Previous genetics and biochemical study indicated that the buildup of a processed form of comC gene product (CSP) results in activation of a two-component system (ComD and ComE), which induces the expression of bacteriocins . In this study, we investigated the presence or absence of comC, comD, and comE genes among the clinical isolates and found that comDE two component systems is present in all the isolates. However, comC was absent in 28% of the strains, which might be due to either absence of this gene in the isolates or presence of different version of this gene which was not amplified by the primer sequences. Previously, it has been found that significant numbers of the sequenced strains either lack the comCDE genes or contained various mutations that could lead to failure to produce functional ComCDE proteins [61, 62].
In this study, we also investigated the distribution of several putative virulence genes with an aim to identify the genetic elements associated with observed phenotypes. Although the presence or absence of the genetic elements tested did not correlate with caries status, their distribution was strongly associated with the virulent phenotypes. For example, strains lacking nlmAB, nlmC or comC genes were unable to display antagonistic activity against the indicator bacteria. In addition, some strains with nlmAB, nlmC or comC genes were also unable to display antagonistic activity against the indicator bacteria. This might be due to the presence of bacteriocin immunity protein, lack of specific target protein in the indicator bacteria or the mutation in bacteriocin transporter or signaling molecules involved in quorum sensing pathway. IN our study we found that most of the strains are genetically homogenous for genes associated with two-component systems which is in accordance with a previous report which reported a significant level of genetic homogeneity among S. mutans strains . However, our results are in contrast with Palmer et al. who reported that wide variations exist among strains of S. mutans in the pathways involved in quorum sensing, genetic competence and non-lantibiotic bacteriocins . Variation in the same species is prevalent in several bacterial species, either by sharing genes by some but not all isolates or by strain-specific genes that are unique to each isolates [25, 63]. In a genome wide comparison, it was revealed that S. mutans strains, UA159 and NN2025, differ in 10% of the genes and 20% of the open reading frames (ORFs) .

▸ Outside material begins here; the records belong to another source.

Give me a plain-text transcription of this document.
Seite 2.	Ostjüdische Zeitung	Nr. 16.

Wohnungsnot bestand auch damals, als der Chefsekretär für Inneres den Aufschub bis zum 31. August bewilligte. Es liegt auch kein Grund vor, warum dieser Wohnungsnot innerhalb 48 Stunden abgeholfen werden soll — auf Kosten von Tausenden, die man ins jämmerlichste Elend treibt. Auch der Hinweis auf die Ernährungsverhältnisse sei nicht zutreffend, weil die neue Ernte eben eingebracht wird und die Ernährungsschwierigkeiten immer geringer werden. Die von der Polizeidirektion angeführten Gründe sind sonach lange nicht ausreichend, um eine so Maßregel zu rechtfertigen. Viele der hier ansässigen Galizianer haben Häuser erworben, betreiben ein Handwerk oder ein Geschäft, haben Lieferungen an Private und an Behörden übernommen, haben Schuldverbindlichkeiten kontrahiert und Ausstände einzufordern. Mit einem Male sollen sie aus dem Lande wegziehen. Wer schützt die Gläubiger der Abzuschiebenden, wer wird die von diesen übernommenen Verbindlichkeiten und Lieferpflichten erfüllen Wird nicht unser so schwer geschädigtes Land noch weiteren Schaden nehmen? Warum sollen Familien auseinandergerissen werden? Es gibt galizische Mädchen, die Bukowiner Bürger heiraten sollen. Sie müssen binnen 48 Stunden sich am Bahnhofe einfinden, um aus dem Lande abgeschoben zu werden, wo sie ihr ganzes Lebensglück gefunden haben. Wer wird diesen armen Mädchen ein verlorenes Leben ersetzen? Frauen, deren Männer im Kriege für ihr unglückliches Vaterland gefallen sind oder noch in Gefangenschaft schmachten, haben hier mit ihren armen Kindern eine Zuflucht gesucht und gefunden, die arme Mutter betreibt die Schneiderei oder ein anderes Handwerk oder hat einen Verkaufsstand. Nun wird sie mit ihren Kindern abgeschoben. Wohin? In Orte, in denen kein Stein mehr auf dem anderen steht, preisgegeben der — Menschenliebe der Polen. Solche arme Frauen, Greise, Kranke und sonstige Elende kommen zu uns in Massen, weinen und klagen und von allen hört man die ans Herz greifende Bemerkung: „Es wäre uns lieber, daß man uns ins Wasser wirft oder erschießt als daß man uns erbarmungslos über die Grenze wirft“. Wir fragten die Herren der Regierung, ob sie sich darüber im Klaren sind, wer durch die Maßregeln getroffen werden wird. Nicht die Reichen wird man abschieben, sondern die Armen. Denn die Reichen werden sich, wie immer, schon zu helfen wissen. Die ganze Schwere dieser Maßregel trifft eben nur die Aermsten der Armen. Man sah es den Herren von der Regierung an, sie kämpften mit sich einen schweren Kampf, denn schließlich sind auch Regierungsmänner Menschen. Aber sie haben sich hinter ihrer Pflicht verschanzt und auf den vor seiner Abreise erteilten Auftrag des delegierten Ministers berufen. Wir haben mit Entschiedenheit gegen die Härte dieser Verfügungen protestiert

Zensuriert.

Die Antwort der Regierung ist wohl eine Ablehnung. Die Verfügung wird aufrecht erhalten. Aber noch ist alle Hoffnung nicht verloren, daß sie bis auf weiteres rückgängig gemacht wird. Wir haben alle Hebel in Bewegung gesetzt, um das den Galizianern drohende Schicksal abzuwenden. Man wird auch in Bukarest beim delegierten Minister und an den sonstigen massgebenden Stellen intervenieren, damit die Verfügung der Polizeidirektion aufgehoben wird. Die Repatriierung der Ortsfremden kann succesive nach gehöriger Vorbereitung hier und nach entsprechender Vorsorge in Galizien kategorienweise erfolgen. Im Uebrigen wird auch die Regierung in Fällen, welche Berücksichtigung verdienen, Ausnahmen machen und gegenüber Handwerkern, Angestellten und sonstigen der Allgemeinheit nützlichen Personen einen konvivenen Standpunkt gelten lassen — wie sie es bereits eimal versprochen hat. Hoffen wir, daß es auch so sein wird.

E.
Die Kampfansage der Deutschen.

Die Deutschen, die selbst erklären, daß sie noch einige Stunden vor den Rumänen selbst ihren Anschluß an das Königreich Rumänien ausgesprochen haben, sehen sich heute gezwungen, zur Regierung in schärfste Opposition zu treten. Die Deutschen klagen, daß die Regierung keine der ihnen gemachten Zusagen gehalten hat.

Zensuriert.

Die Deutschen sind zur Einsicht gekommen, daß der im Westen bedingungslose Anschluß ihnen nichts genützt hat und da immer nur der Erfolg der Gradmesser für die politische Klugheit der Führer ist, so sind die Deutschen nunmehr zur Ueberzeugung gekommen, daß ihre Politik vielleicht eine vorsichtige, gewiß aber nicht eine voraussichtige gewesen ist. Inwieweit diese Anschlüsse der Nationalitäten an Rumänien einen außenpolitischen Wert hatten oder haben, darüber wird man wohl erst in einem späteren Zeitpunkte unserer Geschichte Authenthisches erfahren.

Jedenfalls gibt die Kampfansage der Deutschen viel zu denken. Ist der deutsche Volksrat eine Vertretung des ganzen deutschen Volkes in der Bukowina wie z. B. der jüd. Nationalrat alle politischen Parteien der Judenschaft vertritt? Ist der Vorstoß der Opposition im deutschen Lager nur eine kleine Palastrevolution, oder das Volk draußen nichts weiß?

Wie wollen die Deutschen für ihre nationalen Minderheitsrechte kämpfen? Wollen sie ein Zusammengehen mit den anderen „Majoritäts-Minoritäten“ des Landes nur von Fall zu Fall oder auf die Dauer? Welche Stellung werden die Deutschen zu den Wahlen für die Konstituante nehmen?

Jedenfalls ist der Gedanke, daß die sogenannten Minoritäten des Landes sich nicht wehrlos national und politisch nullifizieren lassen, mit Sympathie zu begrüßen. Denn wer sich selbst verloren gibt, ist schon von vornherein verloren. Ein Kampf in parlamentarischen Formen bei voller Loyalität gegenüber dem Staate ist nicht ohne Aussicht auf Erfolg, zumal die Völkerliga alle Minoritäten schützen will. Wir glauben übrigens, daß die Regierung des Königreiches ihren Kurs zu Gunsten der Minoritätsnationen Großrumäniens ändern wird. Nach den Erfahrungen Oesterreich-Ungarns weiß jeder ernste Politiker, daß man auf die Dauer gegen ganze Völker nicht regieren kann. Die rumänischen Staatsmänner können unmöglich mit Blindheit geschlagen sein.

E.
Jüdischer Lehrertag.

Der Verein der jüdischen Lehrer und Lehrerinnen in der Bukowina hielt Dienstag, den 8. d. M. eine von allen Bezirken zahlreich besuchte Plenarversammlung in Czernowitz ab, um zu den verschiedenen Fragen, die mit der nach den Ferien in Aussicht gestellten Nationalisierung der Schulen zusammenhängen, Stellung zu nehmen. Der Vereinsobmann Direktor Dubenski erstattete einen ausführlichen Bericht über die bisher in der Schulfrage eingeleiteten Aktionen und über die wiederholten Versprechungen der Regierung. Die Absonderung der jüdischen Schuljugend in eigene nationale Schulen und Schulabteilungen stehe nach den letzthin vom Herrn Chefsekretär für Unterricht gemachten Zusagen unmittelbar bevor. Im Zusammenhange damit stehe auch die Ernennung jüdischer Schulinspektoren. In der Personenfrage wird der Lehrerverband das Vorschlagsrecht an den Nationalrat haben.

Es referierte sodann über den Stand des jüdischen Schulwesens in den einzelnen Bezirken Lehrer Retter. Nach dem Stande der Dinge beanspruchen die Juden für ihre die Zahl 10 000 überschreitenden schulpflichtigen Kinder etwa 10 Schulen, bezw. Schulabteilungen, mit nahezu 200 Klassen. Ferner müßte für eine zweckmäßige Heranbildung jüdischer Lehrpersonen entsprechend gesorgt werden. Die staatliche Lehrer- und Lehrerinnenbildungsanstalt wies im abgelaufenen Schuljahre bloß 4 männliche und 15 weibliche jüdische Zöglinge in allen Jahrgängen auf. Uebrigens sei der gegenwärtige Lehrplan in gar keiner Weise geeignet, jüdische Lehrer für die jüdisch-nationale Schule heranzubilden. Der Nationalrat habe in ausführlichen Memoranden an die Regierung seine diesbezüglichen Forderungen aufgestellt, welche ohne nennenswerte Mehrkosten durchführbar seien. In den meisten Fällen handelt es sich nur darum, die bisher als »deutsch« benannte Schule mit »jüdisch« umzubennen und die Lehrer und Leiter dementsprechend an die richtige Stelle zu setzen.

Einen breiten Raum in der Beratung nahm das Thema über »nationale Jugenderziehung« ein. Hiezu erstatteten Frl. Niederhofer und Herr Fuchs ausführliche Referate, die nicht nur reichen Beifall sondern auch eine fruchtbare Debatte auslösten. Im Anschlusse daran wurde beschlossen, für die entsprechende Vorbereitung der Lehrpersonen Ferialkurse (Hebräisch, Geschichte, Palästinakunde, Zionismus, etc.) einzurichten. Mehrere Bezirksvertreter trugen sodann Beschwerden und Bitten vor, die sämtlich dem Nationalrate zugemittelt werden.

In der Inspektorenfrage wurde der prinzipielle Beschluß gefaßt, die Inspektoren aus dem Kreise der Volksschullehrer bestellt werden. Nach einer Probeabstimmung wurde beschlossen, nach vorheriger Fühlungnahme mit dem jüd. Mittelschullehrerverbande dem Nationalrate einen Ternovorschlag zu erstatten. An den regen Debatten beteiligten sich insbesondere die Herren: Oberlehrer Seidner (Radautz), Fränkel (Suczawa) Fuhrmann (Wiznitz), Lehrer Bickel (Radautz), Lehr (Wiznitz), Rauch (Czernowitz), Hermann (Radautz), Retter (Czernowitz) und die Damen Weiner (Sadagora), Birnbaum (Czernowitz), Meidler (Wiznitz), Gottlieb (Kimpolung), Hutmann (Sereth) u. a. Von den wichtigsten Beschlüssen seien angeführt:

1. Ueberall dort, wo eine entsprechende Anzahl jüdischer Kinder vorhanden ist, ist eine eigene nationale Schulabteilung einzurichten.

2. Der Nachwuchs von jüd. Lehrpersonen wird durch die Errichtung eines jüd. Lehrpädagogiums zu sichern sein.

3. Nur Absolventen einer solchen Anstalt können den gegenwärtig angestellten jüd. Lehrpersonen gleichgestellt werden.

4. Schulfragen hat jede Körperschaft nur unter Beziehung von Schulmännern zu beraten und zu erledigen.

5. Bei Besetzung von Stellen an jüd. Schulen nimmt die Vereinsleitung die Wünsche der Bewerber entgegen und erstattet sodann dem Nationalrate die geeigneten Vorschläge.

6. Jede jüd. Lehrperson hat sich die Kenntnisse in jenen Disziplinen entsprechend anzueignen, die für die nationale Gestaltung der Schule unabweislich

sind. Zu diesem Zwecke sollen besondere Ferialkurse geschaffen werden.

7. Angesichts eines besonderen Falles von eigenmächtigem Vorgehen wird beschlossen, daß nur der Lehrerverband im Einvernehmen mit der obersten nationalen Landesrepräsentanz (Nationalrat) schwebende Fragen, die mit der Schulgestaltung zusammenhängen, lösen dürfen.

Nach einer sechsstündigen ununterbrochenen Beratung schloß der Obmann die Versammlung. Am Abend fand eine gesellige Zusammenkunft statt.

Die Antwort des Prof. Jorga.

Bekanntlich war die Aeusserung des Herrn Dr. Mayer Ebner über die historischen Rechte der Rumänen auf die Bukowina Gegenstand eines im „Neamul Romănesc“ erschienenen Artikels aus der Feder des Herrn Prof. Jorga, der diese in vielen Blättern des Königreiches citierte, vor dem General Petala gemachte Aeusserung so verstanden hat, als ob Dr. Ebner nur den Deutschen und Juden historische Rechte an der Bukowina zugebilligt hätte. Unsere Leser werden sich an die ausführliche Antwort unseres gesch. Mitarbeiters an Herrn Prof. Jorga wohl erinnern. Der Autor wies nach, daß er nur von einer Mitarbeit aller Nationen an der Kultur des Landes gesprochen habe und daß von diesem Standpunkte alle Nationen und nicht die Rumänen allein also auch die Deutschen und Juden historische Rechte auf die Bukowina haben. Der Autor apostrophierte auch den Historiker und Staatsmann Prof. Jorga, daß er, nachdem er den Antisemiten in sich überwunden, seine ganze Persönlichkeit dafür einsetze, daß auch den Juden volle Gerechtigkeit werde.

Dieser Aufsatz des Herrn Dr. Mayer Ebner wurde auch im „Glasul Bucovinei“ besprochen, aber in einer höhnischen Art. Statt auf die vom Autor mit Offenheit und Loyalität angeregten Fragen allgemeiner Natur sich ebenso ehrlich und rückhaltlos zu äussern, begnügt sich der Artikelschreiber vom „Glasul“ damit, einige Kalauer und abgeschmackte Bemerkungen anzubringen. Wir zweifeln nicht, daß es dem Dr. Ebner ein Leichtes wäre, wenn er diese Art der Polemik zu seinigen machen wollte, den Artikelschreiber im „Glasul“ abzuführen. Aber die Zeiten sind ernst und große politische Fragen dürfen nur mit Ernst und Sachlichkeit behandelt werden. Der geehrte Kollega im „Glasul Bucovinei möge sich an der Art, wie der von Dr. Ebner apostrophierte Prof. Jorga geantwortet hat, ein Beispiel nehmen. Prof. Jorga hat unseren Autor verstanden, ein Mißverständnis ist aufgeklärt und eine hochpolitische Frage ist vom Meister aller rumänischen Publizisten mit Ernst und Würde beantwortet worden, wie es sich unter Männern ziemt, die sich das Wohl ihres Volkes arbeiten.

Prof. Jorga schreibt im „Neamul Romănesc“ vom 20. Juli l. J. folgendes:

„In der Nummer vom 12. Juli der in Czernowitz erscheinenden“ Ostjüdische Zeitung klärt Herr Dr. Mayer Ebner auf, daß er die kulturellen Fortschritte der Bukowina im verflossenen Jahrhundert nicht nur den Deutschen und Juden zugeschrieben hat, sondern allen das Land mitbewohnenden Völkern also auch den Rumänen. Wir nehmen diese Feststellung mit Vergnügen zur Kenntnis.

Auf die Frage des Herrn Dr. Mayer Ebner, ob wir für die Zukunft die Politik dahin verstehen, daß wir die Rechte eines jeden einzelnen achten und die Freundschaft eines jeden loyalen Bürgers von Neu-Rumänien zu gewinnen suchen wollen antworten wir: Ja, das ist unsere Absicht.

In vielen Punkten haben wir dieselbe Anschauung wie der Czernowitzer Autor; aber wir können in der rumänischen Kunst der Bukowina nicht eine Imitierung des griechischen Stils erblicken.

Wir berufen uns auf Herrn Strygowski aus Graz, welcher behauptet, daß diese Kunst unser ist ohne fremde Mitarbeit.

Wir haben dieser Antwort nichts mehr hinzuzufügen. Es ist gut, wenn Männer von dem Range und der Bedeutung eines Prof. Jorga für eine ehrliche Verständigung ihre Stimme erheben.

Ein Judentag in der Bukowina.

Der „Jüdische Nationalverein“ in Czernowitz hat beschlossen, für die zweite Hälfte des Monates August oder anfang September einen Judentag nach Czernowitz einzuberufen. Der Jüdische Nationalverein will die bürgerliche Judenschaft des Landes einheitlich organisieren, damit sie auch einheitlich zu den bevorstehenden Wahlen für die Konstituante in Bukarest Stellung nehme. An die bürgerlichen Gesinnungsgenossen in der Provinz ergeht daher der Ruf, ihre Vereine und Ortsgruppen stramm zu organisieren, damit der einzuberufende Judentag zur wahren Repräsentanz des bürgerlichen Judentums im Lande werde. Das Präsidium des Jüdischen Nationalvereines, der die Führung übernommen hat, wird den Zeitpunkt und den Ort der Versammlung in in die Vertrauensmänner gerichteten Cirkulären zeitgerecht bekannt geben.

The phenotypic and genotypic properties of S. mutans clinical isolates presented here imply that clinical strains have undergone intense evolutionary changes to cope up with the rapidly changing environment in the oral cavity. Further genomics and transcriptomics studies are warranted to get insight into the tremendous variation exists among the S. mutans clinical isolates and their possible interactions with symbiotic and antagonistic neighbors prevalent in the oral cavity. It would also be worthwhile to employ metagenomic approaches to understand the complex architecture of dental caries associated microbiome and their ability to cause tooth decay.